Seamus Ruddy's family have 'mixed emotions' after human remains find
The family of the Disappeared victim, Seamus Ruddy, have expressed mixed emotions after human remains were found during a new search for him in France.
Mr Ruddy, 33, was murdered and secretly buried in 1985 by the Irish National Liberation Army (INLA).
On Saturday, investigators found human remains near Rouen, although formal identification has yet to take place.
His sister, Anne Morgan, has thanked the team and the French authorities for facilitating the search.
Speaking from France, Mrs Morgan said her family was "delighted" by the discovery, but would now await the formal identification process.

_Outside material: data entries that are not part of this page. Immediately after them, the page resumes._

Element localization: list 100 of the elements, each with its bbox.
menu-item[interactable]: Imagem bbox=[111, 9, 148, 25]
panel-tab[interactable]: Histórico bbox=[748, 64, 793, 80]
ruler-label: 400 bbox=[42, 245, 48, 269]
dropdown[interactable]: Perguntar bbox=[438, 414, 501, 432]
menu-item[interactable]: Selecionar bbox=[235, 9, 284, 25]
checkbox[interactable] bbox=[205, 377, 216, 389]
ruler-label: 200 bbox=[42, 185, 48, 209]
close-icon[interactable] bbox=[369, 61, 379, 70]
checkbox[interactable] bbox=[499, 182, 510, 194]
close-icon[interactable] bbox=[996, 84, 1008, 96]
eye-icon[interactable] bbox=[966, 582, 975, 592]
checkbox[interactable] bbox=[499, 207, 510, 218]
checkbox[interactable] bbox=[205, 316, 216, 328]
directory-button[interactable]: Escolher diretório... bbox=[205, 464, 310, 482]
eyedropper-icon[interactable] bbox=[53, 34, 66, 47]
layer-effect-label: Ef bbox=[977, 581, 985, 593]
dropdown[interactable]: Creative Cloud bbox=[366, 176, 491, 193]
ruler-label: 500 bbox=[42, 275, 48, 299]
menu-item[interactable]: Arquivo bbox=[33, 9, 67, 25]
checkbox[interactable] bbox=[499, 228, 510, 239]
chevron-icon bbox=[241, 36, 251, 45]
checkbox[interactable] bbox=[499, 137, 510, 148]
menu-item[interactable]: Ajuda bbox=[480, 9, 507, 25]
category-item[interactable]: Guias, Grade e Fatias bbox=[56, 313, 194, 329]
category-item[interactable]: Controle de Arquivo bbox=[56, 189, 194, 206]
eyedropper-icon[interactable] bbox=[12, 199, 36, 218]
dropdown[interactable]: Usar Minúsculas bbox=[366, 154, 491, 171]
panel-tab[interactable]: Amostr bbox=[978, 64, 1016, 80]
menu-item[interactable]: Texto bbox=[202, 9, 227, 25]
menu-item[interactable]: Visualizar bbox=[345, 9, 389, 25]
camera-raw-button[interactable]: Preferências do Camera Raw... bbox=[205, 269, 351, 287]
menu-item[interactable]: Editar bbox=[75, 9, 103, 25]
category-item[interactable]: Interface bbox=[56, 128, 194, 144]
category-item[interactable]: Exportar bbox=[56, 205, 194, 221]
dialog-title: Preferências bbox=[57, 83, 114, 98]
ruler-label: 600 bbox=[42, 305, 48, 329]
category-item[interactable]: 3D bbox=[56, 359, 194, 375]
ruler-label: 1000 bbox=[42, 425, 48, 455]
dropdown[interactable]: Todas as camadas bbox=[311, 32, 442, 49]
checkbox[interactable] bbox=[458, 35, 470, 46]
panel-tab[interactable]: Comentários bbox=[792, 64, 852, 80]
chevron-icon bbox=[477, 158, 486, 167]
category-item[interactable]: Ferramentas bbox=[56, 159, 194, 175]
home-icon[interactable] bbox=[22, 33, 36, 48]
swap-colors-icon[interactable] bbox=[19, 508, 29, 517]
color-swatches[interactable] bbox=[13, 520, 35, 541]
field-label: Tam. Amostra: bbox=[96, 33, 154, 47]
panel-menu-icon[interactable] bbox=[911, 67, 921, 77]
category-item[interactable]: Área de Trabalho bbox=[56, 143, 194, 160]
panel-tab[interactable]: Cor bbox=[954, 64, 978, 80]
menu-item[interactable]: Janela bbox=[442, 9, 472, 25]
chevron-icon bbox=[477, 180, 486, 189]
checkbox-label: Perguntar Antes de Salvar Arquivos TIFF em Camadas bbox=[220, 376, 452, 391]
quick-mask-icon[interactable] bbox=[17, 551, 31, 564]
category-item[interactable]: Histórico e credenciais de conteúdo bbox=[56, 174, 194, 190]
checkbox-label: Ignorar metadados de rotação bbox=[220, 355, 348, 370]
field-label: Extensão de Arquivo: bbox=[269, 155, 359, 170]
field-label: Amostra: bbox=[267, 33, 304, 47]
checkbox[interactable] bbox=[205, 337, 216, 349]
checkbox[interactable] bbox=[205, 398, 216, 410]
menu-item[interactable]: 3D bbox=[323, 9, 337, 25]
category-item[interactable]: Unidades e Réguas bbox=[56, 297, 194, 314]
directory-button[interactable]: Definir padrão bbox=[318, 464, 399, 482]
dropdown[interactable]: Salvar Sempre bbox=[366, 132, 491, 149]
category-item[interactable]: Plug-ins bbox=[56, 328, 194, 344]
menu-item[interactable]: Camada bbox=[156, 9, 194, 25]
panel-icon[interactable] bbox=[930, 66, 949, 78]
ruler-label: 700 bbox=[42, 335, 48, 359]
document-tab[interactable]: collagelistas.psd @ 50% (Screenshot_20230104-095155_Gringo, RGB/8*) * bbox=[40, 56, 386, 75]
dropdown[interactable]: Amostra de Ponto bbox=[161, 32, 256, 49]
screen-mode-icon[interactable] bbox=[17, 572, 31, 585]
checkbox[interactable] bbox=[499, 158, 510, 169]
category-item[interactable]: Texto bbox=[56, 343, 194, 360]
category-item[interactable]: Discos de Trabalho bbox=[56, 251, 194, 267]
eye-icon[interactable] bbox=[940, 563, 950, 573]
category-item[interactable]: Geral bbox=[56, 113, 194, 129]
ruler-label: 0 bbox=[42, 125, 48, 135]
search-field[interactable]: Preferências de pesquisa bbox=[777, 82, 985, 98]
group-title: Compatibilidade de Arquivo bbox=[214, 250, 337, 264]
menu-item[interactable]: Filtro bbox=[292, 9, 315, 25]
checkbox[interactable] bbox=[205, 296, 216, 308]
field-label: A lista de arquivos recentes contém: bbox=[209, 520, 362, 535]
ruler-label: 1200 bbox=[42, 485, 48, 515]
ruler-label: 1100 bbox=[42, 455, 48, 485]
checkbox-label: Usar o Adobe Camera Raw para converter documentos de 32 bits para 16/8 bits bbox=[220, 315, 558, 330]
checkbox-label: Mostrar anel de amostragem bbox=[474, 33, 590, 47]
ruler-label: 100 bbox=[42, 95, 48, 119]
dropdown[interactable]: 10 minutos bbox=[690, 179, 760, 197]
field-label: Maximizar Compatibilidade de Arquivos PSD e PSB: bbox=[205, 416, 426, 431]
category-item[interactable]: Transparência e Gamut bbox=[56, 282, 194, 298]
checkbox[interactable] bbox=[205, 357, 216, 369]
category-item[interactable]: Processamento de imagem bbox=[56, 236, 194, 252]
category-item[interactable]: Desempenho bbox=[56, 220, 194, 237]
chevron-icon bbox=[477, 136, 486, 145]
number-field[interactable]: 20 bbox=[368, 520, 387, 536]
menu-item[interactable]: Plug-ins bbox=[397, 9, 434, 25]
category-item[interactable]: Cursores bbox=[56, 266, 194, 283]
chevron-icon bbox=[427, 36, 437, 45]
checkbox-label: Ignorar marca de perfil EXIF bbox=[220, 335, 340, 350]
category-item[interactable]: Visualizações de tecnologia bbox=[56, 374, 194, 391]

"We just want to take Seamus home and give him a Christian burial with his parents, Molly and John."
She added that they were conscious that there are three other families of Disappeared victims who have yet to find their loved ones.
Chief investigator, Jon Hill, said Mrs Morgan was both upset and pleased when she was told.
She was the only member of the family to travel to the search site in France, and was on her way home when the news broke on Saturday morning.
Mr Hill said she has now been able to extend her stay in France, but has not yet been permitted to visit the scene of the discovery in Foret Domaniale, as recovery work is ongoing.
Other members of the family were at home in Newry, County Down, when the discovery was confirmed.
Mr Ruddy's brother, Terry, said: "When I got the news this morning I could have danced and cried - and I did cry.
"I didn't quite dance, but it was a hugely emotional moment."
Mr Ruddy was working as an English teacher in Paris when he went missing.
He was one of 16 people known as the Disappeared who were murdered and secretly buried by republicans during Northern Ireland's Troubles.
The INLA admitted responsibility for the killing 10 years after Mr Ruddy's death.
On Saturday, his siblings spoke to Irish broadcaster RTÉ as they gathered at their parents' grave in Newry.
Their missing brother's name was included on the gravestone some years ago - at their mother's request before her death.
Mr Ruddy's sister, Gertie, said she always believed his body would be found.
"I had a gut feeling this time," she said.
This latest search began in France on Tuesday after new information was passed to the Independent Commission for the Location of Victims Remains (ICLVR).
The organisation was set up after the 1998 Good Friday Agreement, in a bid to relieve the torment of families who did not know what had become of their loved ones.
The new information it received was passed on by the Irish Republican Socialist Party (IRSP) - a political group linked to the INLA.
Sources in the IRSP claim that before his death, Mr Ruddy went willingly with INLA members from Paris to the wooded area, where there was a weapons dump.
What happened among the group is not clear but Mr Ruddy was shot dead and secretly buried.
Standing in the Newry graveyard, another of his brothers, Kieran, indicated that the family had long accepted that he was dead.
"My mother went as far as to have his name inscribed on the headstone you see behind us," he said.
"That was her wish - that he would be remembered whether we found him or not."